Olhando Para Dentro
1930-1960
(Bruno Cardoso Reis)
Peniche, 6 de Junho de 2020
António Barreto
(Em História Política
Contemporânea, Portugal 1808-2000, Maphre - notas)
A governação de Salazar: Cooptação de
notáveis, poder pessoal e catedocracia estatista
Uma das razões do longo consulado de Salazar
residiu na forma como atraiu ao regime as várias frentes políticas. No seu
discurso programático de 1932, “As Forças Políticas Perante a Revolução
Nacional”, Salazar afirmou aceitar todas as forças políticas patrióticas com a
condição de abdicarem de atividade política autónoma fora do regime. Visava, sobretudo,
os diversos partidos da direita envolvida na Revolução do 28 de Maio;
católicos, monárquicos, integralistas e fascistas. Todos poderiam apresentar e
discutir as suas ideias mas submeter-se-iam à decisão de Salazar. Tratava-se
pois de um regime de várias tendências de direita mas centralizado e
autoritário.
As elites locais, de natureza eminentemente
caciquista e paroquial, sem preocupações ideológicas, adaptaram-se facilmente à
nova ordem integrando-se na União Nacional, (UN) apesar dos protestos dos
puristas do regime.
Tal como referiu Marcello Caetano, enquanto
responsável pela UN, esta agregava os líderes de província, não para
colaborarem nos planos da governação, mas para procurarem soluções para os
problemas das suas clientelas a troco de apoio eleitoral.
A
missão da UN consistia em estabelecer a ligação entre o poder central e o do interior,
fomentando o clientelismo, o nepotismo e o tráfico de influências. O mito da
imunidade do Estado Novo ao clientelismo não se verificou.
Salazar votava um certo desprezo à UN
considerando a sua atividade de “baixa política” ou “política de campanário”
indigna da sua dedicação. Só em 1949 e perante ameaça de demissão Marcello
Caetano, enquanto líder da UN, conseguiu uma audiência semanal com o chefe do
Governo.
Contudo a UN permitia a Salazar acompanhar
os acontecimentos e personalidades locais e acionar os correspondentes mecanismos
de apoio eleitoral.
A governação de Salazar, solitária,
distante, burocrática, misteriosa, contava com um grupo informal de
conselheiros, das várias tendências do regime que eram consultados em épocas de
crise ou de remodelação governamental. Dele faziam parte Bissaya Barreto, Albino dos Reis, Mário de Figueiredo, José Nosolini, Santos Costa, Teotónio
Pereira e Marcello Caetano, entre outros. Eram os “olhos e ouvidos de Salazar”.

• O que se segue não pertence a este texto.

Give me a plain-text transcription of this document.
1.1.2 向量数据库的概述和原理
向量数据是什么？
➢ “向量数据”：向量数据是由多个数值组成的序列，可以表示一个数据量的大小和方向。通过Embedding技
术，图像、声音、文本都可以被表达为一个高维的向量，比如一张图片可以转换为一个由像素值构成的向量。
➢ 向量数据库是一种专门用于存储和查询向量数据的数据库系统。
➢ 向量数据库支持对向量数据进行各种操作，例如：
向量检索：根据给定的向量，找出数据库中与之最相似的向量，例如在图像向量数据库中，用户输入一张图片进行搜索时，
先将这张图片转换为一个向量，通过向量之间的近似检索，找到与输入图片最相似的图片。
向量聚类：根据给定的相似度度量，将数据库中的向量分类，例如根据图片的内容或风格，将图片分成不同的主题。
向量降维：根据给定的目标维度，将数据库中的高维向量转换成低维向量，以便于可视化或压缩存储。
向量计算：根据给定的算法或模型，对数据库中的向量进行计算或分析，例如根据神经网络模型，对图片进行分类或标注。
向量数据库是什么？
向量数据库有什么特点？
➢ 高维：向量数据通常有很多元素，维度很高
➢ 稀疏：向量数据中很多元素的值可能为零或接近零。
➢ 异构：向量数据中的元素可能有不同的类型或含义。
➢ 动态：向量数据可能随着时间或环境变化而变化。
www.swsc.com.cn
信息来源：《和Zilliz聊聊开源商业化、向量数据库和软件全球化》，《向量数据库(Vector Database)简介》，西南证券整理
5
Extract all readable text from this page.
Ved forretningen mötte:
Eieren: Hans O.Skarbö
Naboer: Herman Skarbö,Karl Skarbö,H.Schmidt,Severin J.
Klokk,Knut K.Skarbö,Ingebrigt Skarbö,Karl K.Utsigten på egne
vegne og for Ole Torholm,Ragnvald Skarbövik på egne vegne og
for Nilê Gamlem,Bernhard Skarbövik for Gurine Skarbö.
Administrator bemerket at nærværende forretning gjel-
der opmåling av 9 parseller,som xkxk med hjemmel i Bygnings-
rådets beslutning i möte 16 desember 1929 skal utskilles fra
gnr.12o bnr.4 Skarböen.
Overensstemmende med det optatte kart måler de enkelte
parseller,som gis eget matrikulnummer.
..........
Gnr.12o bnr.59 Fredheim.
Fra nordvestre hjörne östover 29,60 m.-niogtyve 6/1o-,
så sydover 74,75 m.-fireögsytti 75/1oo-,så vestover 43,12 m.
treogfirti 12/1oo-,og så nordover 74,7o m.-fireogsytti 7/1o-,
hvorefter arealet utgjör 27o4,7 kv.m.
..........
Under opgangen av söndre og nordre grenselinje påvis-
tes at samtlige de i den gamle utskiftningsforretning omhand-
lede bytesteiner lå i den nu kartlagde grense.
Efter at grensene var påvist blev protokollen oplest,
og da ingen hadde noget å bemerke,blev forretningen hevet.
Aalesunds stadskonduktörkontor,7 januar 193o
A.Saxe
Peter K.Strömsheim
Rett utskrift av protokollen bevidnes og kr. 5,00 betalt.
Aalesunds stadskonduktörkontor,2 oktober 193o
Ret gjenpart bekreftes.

Pronunciavam-se sobre qualquer assunto ainda que descorrelacionado com as
respetivas especialidades. Nem todos tinham funções no Governo sendo alguns
recompensados com nomeações vitalícias para o Conselho de Estado ou para
funções diplomáticas de prestígio.
Hipólito Raposo - monárquico opositor - e
Marcelo Caetano - (republicano crítico) - aludiram ao funcionamento altamente centralizado
do Governo tendo afirmando aquele que no Estado Novo não havia nada além de
Salazar e este que o Governo era a única fonte de política ativa. Tais
afirmações não andariam muito longe da verdade.
Apesar de a lei determinar que a decisão de
certos assuntos fosse tomada em Conselho de Ministros Salazar preferia fazê-lo
reunindo individualmente com o respetivo ministro. Perante as críticas de
Adriano Moreira e Marcello Caetano, Salazar alegava a necessidade de sigilo, a
falta de conhecimentos gerais dos ministros - que não davam contributos fora
dos temas das respetivas pastas - e que “sendo dois já era um Conselho”.
Perante as sucessivas críticas de Caetano -
que referia a necessidade de criação dum forte secretariado da Presidência do
governo e a necessidade de reunião frequente do Conselho de Ministros para
pensar e coordenar políticas -, Salazar respondia com a sua conceção de
governação de trabalho, que irradiava para os ministérios dignos de atenção. Considerava-se
uma espécie de Rei Sol. Os Conselhos de Ministros, quando se realizavam,
serviam, essencialmente, para evitar a desautorização formal dos ministros.
Excetuavam-se as alturas de crise, em que Salazar lhes reconhecia alguma
utilidade, para recuperar a iniciativa política, dar ânimo às elites e definir
linhas de ação comuns.
A concentração de poder em Salazar
consubstanciou-se também na acumulação da titularidade das principais pastas -
colónias, defesa, negócios estrangeiros e finanças -, desde os anos iniciais -
1928 - até 1945, e a partir daqui em cogestão com os respetivos ministros.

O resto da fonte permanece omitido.